Marju Lauristin, who worked closely with Savisaar in the Popular Front from 1988 until 1991, compared him to Konstantin Päts, an Estonian statesman and the country’s president from 1938–1940.
“I believe that Savisaar’s role in the restoration of Estonia’s independence is comparable to Päts’s role in Estonia’s independence after the First World War. Of course, as a personality, as a politician, he was just as controversial or even more controversial than Päts. Päts was also a great role model for Savisaar. It was no coincidence that we called him ‘Savipäts’ among ourselves,” Lauristin told Estonia’s Vikerradio in an interview after the politician’s passing.
“By nature, he was a military leader; although he never led a military operation, he had the attitude of a military leader, he had a very strategic vision and he had a special talent for staging history, for setting in motion such great mass scenes, such mass movements,” she said, adding that without Savisaar the Baltic Chain would have not happened.
Another important thing to be grateful to Savisaar for, according to Lauristin, was his work to repeal the Molotov-Ribbentrop secret protocols that in 1939 had divided the Baltic states and Poland between the Soviet Union and Nazi Germany.
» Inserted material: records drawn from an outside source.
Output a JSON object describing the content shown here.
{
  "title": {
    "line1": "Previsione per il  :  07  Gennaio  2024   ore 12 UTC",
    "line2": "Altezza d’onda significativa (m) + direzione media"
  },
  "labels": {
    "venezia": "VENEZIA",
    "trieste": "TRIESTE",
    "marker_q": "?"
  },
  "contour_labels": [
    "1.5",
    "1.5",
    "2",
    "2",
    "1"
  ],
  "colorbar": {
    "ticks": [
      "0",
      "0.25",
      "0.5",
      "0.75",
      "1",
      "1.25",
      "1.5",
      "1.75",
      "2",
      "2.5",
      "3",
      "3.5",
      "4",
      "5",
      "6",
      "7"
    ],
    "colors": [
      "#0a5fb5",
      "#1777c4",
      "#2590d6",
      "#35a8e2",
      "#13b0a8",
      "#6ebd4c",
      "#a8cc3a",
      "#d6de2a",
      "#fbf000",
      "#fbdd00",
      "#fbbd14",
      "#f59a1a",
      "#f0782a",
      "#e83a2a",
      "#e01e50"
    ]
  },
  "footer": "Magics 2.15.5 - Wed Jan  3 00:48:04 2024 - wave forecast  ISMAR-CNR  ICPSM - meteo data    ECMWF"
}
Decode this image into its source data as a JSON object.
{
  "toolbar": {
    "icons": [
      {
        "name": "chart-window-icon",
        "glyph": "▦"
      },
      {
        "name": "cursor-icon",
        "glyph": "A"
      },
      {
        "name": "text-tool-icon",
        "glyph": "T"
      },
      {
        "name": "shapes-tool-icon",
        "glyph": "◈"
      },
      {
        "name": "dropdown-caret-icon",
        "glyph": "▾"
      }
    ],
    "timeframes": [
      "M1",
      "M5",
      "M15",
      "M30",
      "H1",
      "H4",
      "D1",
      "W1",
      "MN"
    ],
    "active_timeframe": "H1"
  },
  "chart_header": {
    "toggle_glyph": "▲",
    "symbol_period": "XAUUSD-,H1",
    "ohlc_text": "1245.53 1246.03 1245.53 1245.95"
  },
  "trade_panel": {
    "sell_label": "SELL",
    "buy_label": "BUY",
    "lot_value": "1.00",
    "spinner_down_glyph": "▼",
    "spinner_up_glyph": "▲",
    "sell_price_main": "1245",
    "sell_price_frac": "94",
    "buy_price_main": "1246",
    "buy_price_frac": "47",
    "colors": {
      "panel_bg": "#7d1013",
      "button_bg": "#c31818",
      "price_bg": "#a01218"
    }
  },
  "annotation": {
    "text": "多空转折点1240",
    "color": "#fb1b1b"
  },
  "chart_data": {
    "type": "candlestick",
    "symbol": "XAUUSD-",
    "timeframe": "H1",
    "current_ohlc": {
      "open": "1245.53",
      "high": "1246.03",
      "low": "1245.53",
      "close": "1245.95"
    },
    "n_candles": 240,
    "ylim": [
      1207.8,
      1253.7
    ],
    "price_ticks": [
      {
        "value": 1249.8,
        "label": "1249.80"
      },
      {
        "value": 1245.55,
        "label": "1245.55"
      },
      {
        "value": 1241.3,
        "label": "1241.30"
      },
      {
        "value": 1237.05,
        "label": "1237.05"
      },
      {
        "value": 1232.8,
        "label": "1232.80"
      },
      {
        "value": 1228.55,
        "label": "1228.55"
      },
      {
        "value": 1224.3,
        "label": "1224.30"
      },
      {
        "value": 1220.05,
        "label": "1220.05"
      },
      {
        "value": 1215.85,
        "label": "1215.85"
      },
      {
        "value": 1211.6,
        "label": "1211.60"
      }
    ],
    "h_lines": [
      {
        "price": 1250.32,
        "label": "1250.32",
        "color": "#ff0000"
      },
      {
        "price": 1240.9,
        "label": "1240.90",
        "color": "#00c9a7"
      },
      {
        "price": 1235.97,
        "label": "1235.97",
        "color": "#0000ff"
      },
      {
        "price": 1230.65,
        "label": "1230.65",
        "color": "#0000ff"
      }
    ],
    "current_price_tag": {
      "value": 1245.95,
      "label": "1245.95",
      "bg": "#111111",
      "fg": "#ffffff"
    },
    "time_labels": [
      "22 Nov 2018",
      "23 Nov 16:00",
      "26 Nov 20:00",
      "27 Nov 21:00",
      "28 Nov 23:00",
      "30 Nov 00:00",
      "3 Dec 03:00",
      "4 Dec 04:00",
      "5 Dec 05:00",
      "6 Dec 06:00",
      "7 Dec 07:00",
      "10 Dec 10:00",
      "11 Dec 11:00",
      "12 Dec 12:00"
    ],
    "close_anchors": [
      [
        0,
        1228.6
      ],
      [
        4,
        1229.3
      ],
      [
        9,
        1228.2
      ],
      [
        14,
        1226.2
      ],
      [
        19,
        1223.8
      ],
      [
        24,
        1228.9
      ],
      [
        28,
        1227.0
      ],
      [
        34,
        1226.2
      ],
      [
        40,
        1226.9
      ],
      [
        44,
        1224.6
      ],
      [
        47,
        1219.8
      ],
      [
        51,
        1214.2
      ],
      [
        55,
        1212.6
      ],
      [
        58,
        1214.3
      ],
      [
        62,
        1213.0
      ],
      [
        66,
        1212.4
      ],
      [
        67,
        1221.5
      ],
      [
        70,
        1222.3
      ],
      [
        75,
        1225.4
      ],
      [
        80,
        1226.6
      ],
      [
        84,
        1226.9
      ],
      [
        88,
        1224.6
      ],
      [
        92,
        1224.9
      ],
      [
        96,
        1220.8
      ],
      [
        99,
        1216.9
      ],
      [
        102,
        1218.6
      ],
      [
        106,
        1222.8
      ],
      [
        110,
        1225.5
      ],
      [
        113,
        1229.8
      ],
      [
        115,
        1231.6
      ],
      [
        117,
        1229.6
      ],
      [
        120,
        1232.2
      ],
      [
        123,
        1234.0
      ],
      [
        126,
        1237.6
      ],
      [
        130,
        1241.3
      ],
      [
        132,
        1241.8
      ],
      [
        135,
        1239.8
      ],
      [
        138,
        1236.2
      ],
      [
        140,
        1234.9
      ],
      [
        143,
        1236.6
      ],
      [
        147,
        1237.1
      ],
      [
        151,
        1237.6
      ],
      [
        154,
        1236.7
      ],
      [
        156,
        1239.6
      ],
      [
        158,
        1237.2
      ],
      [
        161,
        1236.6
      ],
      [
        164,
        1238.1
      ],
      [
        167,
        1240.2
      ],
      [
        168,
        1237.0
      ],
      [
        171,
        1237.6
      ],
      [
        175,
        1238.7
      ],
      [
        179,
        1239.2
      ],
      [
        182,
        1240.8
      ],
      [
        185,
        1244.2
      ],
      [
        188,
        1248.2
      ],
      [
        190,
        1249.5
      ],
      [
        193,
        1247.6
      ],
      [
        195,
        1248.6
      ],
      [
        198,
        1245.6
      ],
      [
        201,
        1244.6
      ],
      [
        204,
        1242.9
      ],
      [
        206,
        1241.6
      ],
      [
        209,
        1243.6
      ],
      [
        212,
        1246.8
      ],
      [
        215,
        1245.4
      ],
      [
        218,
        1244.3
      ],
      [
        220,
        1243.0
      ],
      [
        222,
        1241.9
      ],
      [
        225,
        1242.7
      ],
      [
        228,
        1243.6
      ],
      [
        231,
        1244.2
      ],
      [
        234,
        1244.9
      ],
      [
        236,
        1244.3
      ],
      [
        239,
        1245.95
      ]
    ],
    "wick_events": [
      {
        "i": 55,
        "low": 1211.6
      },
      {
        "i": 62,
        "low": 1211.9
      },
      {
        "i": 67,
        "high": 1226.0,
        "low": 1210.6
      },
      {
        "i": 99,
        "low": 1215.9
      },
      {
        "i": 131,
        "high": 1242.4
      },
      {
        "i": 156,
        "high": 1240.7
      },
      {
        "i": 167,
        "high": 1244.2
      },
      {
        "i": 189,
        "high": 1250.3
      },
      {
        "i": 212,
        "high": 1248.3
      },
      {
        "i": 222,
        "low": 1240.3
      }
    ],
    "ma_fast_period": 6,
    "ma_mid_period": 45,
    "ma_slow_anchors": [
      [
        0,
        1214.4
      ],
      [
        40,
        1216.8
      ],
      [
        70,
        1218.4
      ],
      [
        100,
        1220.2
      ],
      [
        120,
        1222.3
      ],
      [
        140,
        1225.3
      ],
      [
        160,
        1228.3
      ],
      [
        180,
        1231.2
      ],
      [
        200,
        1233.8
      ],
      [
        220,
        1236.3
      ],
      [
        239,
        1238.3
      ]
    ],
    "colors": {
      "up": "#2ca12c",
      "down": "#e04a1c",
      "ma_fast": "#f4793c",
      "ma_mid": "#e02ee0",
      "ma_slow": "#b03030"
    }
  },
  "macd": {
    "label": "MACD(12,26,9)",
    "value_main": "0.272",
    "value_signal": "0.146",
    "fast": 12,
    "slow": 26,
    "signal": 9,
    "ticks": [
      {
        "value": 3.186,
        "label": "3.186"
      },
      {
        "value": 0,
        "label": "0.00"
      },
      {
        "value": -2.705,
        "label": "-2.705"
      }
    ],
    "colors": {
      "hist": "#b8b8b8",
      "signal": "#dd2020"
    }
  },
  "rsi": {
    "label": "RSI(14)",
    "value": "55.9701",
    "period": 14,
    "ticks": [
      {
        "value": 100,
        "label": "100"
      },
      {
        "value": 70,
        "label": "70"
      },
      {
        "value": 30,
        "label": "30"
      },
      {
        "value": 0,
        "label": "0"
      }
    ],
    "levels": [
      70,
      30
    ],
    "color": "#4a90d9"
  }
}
Lauristin recalled attending the last Supreme Soviet of the Soviet Union (the legislative body of the USSR) in Moscow with Savisaar and other Baltic MPs, where one of the objectives was the recognition and repeal of the secret protocols.
“Again, it was Savisaar, together with another brilliant [Estonian] politician and scientist, Endel Lippmaa, who both conceived and carried out this action from the very beginning. This is something else that has perhaps not been talked about, but for which we must also thank Savisaar,” she noted.
However, Lauristin conceded that Savisaar’s very forceful traits were later an obstacle for becoming the leader of a democratic Estonia, even though he would have wanted and deserved it. “He did not have the desire or the will to participate in what for him was a boring and petty democratic process that took into account many others. He was authoritarian in character, not in outlook, and this played a very unfortunate role in his fate,” Lauristin described.
“But looking back in history, it is not the character of a person that is judged, but what they have given and achieved. What Savisaar has given to Estonia, to the Estonian people, I think that will go down in history,” she concluded.
Edgar Savisaar married three times and was the father of four children. From his marriage to Kaire Savisaar, he had a son Erki Savisaar, who is a Centre Party a politician. From his marriage to Liis Remmel (then Liis Savisaar), he had a daughter Maria and son Edgar. The last marriage was to Vilja Toomast (then Vilja Savisaar; the couple divorced in 2009), who is also an Estonian politician. They had a daughter, Rosina.